The ‘nerve’ had been touched. The game is on.

Padmini gets back with a recital that spills of precision and elegance. Effortlessly combining art with its aesthetic articulation, she breathes, feels and walks the dance. And Leela, singing for her, continues to nail the character’s knack of feigning an air of unmistakable repose.

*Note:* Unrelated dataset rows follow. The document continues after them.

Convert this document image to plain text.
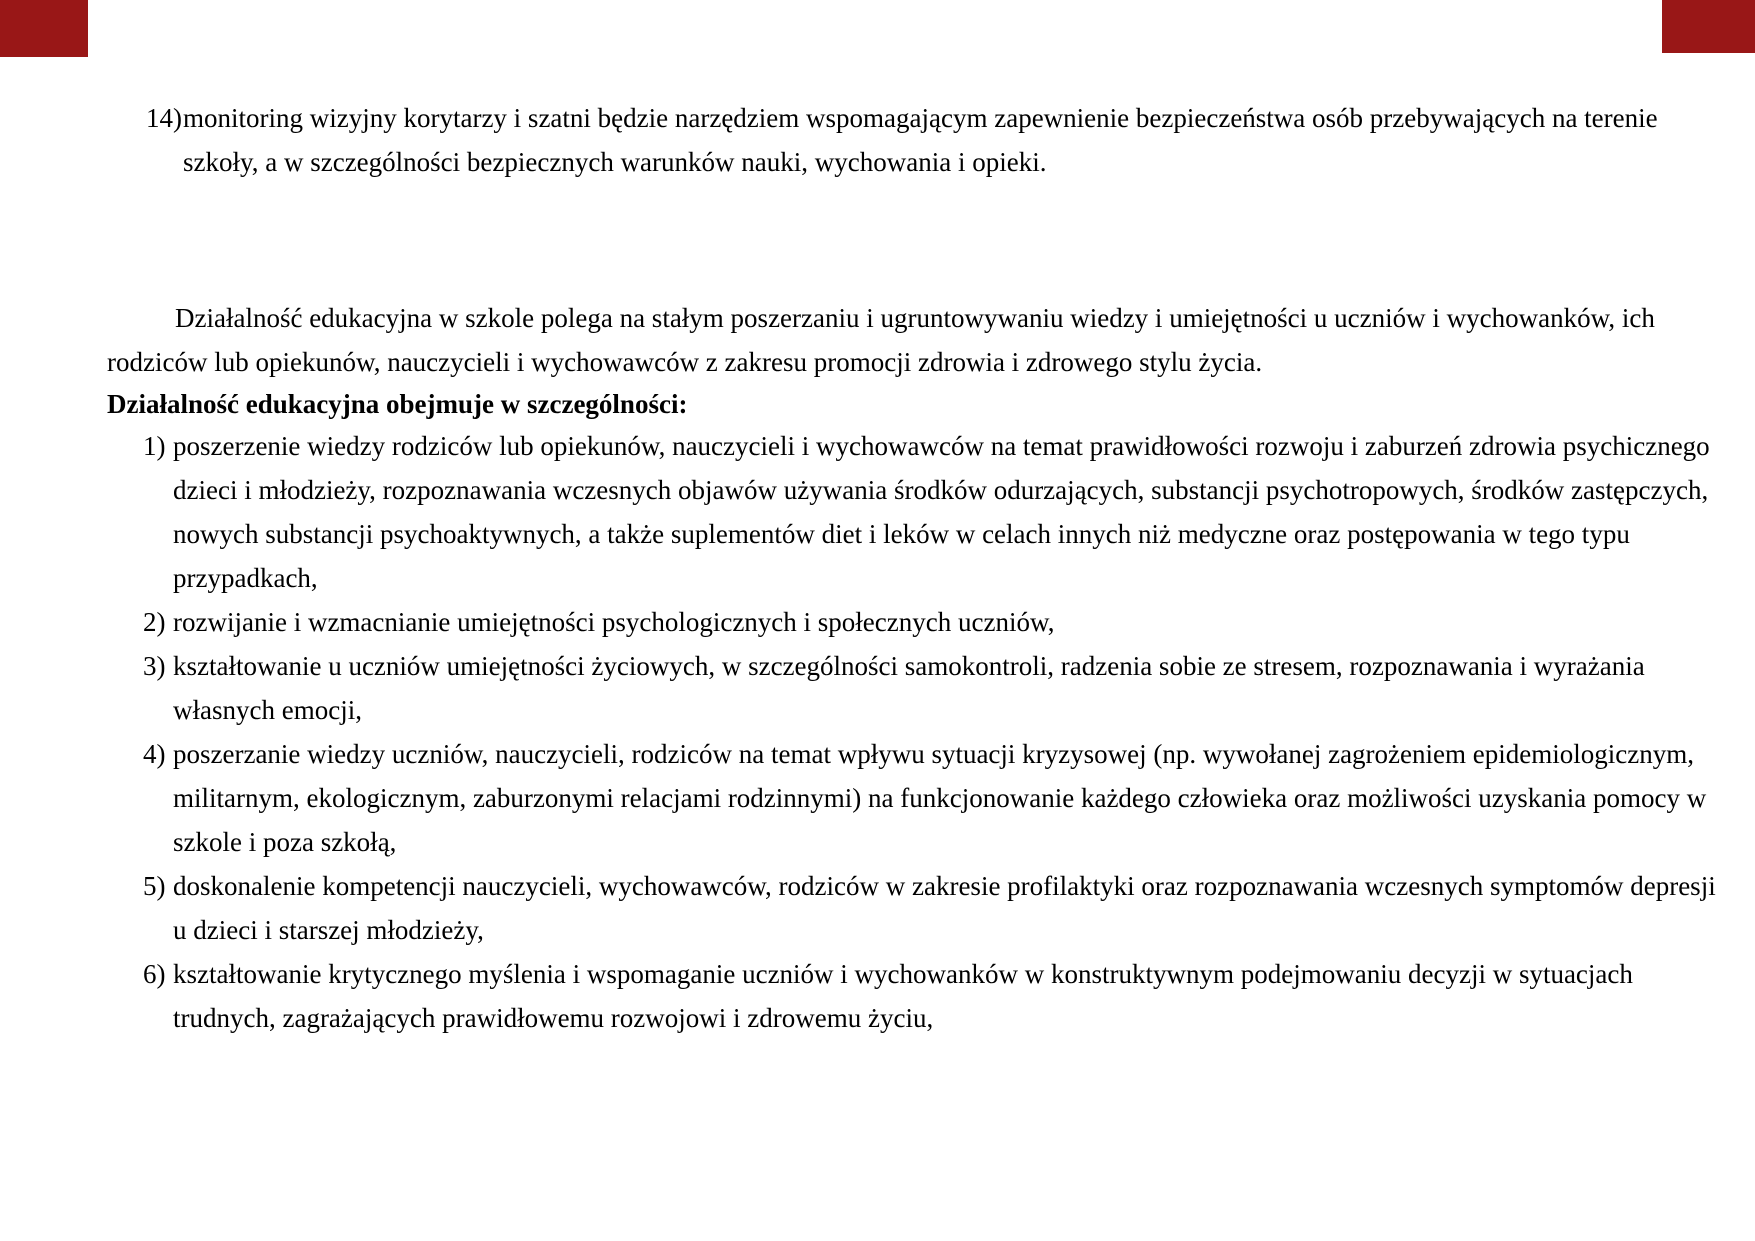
14) monitoring wizyjny korytarzy i szatni będzie narzędziem wspomagającym zapewnienie bezpieczeństwa osób przebywających na terenie
szkoły, a w szczególności bezpiecznych warunków nauki, wychowania i opieki.
Działalność edukacyjna w szkole polega na stałym poszerzaniu i ugruntowywaniu wiedzy i umiejętności u uczniów i wychowanków, ich
rodziców lub opiekunów, nauczycieli i wychowawców z zakresu promocji zdrowia i zdrowego stylu życia.
Działalność edukacyjna obejmuje w szczególności:
1) poszerzenie wiedzy rodziców lub opiekunów, nauczycieli i wychowawców na temat prawidłowości rozwoju i zaburzeń zdrowia psychicznego
dzieci i młodzieży, rozpoznawania wczesnych objawów używania środków odurzających, substancji psychotropowych, środków zastępczych,
nowych substancji psychoaktywnych, a także suplementów diet i leków w celach innych niż medyczne oraz postępowania w tego typu
przypadkach,
2) rozwijanie i wzmacnianie umiejętności psychologicznych i społecznych uczniów,
3) kształtowanie u uczniów umiejętności życiowych, w szczególności samokontroli, radzenia sobie ze stresem, rozpoznawania i wyrażania
własnych emocji,
4) poszerzanie wiedzy uczniów, nauczycieli, rodziców na temat wpływu sytuacji kryzysowej (np. wywołanej zagrożeniem epidemiologicznym,
militarnym, ekologicznym, zaburzonymi relacjami rodzinnymi) na funkcjonowanie każdego człowieka oraz możliwości uzyskania pomocy w
szkole i poza szkołą,
5) doskonalenie kompetencji nauczycieli, wychowawców, rodziców w zakresie profilaktyki oraz rozpoznawania wczesnych symptomów depresji
u dzieci i starszej młodzieży,
6) kształtowanie krytycznego myślenia i wspomaganie uczniów i wychowanków w konstruktywnym podejmowaniu decyzji w sytuacjach
trudnych, zagrażających prawidłowemu rozwojowi i zdrowemu życiu,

ஆறு பெருகி வரின் அணை கட்டலாகும்
அன்பின் பாதையில் அணை இடலாமா?

With refined gestures, ethereal foot-work and a dainty flitter of her fingers, Padmini now seems like Bharathanatyam personified. It can’t get any more monumental.

பேதமையாலே மாது இப்போதே
காதலை வென்றிட கனவு காணாதே!

Giving you no time to revel in the shrewd riposte, Vyjayanthimala stages a thandava that erupts out from somewhere deep within. Myriad emotions of prejudice, jealousy and malice reflect in her steps, as she flits across the stage. Its breathtaking, to say the least.

சாதுர்யம் பேசாதடி…
என் சலங்கைக்கு பதில் சொல்லடி!

The tasteful stomp of a heel, the charming shuttle of an eyelid, the way she stretches her arms into space… in Vyjayanthi’s every manoeuvre, a new vocabulary takes birth – a language of form that breaks every single rule of classical dance.

நடுவிலே வந்து நில்லடி…
நடையிலே சொல்லடி!

When you are competing with one of the Travancore sisters, you can never really boast of a sustained advantage. And as awaited, Padmini bounces back in her inimitable style that relentlessly bolsters the aesthetic grammar of Bharatanatyam. But mind you, the first signs of resentment now start creeping up on the lady’s hitherto composed demeanour.

ஆடும் மயில் எந்தன் முன்னே
எந்த ஆணவத்தில் வந்தாயோடி?
பாடும் குயில் கீதத்திலே…
பொறாமை கொண்டு ஆடாதேடி

Even as the bite in her retorts start to sink in, Vyjayanthi takes the game to the next level by bringing in an element of mime to it. The steps start breathing the burning conflict now. Has it become less of a battle of expertise than an unruly ego-trip now? Jikki’s rendering of her narcissistic lines reek of a confidence, almost bordering on arrogance.

இன்னொருத்தி நிகராகுமோ…
எனக்கின்னொருத்தி நிகராகுமோ
இடி இடித்தால் மழை ஆகுமோ!

What follows for the next 120 seconds is an unearthly face-off between one of the best-trained classical dancers of the time, and the one who introduced semi-classical dance to Indian cinema!

Battling out on a complex platform of dramatics and narratives, they enthrall the initiated and the uninitiated alike – by infusing art with their own unique magic – by giving the dance form a whole new delightful dimension.

It’s not without reason that it is regarded as the best dance sequence in Indian cinema, more than six decades hence. Some cite professional rivalry between the leads. I choose to go with sheer passion for the craft.